Thursday, May 2, 2013

Requiem for a Dystopia

With the freedom of free will and the ability to love comes the consequence of loss, grief and pain. But for many, the freedoms are worth the consequences. In Lauren Oliver's final installment of the Delirium  series, Requiem, we find out just how far the resistance will go to stop a world only interested in keeping its citizens numb and uncaring.

Having saved Julian and reuniting with Alex, Lena now bears a heavy cross. Alex has been cured, which has left him a different person- closed off, reserved, and disconnected from everything he shared with Lena. With Alex so different, Lena is drawn closer to Julian, but even Julian knows she still loves the old Alex. Even if the old Alex is gone. But boys aside, the people in the Wilds are no longer safe. They used to be protected by the fact that the government didn't want to acknowledge their existence, but since their very public demonstrations, that is no longer possible. Now they are hunting down everyone in the Wilds with one purpose: total extinction for all uncured people. But the uncured must decide their path. Do they fight back, or do they run? The decision will change Lena's life forever.

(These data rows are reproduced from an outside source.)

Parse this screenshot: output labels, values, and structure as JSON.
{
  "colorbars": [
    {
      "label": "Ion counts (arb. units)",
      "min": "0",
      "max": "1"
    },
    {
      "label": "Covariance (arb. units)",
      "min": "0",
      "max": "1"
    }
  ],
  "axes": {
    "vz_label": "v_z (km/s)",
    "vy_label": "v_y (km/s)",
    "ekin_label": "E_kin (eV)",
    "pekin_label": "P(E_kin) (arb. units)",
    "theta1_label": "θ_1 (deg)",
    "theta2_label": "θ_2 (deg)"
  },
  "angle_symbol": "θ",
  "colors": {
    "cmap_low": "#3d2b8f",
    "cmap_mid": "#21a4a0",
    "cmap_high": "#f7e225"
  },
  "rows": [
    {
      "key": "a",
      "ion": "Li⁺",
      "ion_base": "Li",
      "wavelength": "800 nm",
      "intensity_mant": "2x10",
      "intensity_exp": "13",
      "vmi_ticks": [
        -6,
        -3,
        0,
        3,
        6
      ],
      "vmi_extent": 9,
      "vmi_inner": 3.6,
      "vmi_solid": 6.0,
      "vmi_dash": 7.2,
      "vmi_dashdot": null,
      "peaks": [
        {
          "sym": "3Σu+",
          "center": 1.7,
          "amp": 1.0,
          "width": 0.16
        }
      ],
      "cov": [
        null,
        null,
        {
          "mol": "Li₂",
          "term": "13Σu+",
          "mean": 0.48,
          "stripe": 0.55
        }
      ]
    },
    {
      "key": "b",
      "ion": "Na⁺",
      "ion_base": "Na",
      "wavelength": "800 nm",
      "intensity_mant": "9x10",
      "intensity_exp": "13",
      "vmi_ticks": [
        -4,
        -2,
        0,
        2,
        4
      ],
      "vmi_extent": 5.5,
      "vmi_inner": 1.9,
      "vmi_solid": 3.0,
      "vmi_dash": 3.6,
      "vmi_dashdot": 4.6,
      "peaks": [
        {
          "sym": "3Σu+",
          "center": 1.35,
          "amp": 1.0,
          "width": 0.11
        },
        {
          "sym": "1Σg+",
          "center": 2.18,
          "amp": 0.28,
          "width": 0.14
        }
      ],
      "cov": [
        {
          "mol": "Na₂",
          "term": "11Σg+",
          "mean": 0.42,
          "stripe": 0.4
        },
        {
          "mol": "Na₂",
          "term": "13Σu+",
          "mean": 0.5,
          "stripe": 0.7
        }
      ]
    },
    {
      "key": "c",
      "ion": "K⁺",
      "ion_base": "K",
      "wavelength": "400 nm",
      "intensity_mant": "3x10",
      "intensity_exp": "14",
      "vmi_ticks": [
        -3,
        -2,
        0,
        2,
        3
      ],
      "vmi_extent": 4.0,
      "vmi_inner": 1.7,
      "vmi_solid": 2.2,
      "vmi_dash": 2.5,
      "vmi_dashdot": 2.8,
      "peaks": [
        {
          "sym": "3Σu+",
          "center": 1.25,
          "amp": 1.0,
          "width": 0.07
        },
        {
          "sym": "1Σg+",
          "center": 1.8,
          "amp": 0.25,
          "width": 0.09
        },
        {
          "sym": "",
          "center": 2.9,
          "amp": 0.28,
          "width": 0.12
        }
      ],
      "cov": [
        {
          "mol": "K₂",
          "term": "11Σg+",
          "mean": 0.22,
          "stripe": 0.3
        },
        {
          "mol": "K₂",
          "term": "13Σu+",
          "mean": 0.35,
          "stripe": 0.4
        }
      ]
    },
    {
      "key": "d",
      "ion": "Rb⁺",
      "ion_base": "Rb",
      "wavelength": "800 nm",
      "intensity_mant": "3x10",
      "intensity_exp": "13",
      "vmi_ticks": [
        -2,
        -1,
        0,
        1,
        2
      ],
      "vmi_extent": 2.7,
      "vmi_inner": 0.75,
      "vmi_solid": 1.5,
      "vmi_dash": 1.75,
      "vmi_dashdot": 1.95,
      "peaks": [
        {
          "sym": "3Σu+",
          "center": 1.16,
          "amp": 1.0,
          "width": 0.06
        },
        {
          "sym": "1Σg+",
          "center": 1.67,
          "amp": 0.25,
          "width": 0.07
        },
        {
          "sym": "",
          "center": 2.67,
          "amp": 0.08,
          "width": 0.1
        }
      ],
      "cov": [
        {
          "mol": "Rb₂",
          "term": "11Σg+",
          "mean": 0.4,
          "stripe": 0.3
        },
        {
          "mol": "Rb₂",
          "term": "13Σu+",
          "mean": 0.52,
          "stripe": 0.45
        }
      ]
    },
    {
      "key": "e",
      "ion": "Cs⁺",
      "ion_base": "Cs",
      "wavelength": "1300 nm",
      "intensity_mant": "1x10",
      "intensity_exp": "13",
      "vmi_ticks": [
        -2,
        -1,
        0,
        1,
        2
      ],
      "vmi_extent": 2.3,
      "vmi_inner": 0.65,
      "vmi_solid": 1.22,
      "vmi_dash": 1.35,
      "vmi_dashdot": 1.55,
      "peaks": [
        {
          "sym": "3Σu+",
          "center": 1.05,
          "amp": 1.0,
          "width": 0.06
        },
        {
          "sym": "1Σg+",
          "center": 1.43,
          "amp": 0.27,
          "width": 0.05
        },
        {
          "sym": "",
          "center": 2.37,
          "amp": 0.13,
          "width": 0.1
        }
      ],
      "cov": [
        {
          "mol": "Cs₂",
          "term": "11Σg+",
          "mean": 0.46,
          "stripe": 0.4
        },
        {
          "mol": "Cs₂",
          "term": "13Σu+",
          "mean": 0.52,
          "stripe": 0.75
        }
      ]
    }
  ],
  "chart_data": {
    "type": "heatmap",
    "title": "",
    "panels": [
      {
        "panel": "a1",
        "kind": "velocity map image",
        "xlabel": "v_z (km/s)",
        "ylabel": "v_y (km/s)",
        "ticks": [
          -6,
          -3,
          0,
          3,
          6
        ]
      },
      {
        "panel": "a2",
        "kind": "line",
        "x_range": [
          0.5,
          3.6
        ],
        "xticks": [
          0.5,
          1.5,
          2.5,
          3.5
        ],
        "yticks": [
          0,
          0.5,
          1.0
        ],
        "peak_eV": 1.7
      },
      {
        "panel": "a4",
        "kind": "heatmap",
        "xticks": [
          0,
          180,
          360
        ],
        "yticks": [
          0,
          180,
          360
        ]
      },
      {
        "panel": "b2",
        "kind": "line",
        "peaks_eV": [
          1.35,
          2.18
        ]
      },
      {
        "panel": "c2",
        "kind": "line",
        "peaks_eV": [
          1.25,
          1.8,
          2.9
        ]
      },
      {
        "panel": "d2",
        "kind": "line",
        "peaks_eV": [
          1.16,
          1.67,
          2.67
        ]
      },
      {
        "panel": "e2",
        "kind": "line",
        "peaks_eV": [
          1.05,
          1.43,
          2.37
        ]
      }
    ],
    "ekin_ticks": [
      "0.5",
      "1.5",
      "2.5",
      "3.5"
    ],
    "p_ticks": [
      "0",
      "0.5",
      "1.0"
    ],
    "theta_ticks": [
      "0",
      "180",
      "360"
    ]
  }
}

Hana was cured, but it didn't take. She is still haunted by dreams and emotions she shouldn't have to worry about. But her pair has been made and she is to marry the new mayor. She should be happy about the favorable match, but all she can think about is Lena. Where is she? What happened to her? When rumors of rebels get around, Hana begins to see Fred's true colors. Determined to stamp out all rebellion, Fred clearly aspires to be a true dictator. But with the population scared of the rebels, they look to Fred to protect them, even if it means they will lose more and more of their freedoms. 

Again, I loved having two different perspectives to the story. With Oliver's previous novels, we have seen this alternating perspective, which she does particularly well. It really allows you to see both sides of the wall (pun intended) and doesn't bias the story. When you watch the rebels doing what rebels do best- fighting back- you realize this isn't the best situation for everyone. But still, there is no doubt what a monster Fred is. I always like Hana, so I was really happy to see more of her in this story. But Fred was the prize for me in terms of characters. He was the kind of man you LOVE to hate, which kept me coming back to see where his storyline went.

My biggest issue with this novel is that it is supposed to be a conclusion where everything is laid on the table. And it was certainly shaping up to be just that, but something got lost at the very end. Instead of a complete and satisfying conclusion, it felt rushed and empty. I wanted more. In fact, it ended like a typical chapter conclusion, not the end of a trilogy. I actually kept reading expected more only to realize that was the acknowledgments section. Where did the end of the book go? I am sad this didn't end in the best way for me because otherwise, I really loved this series. It was well written and read easily. But Oliver does like to put out those short stories, so maybe she will release something for after Requiem. It's just too bad she didn't put it all in the book.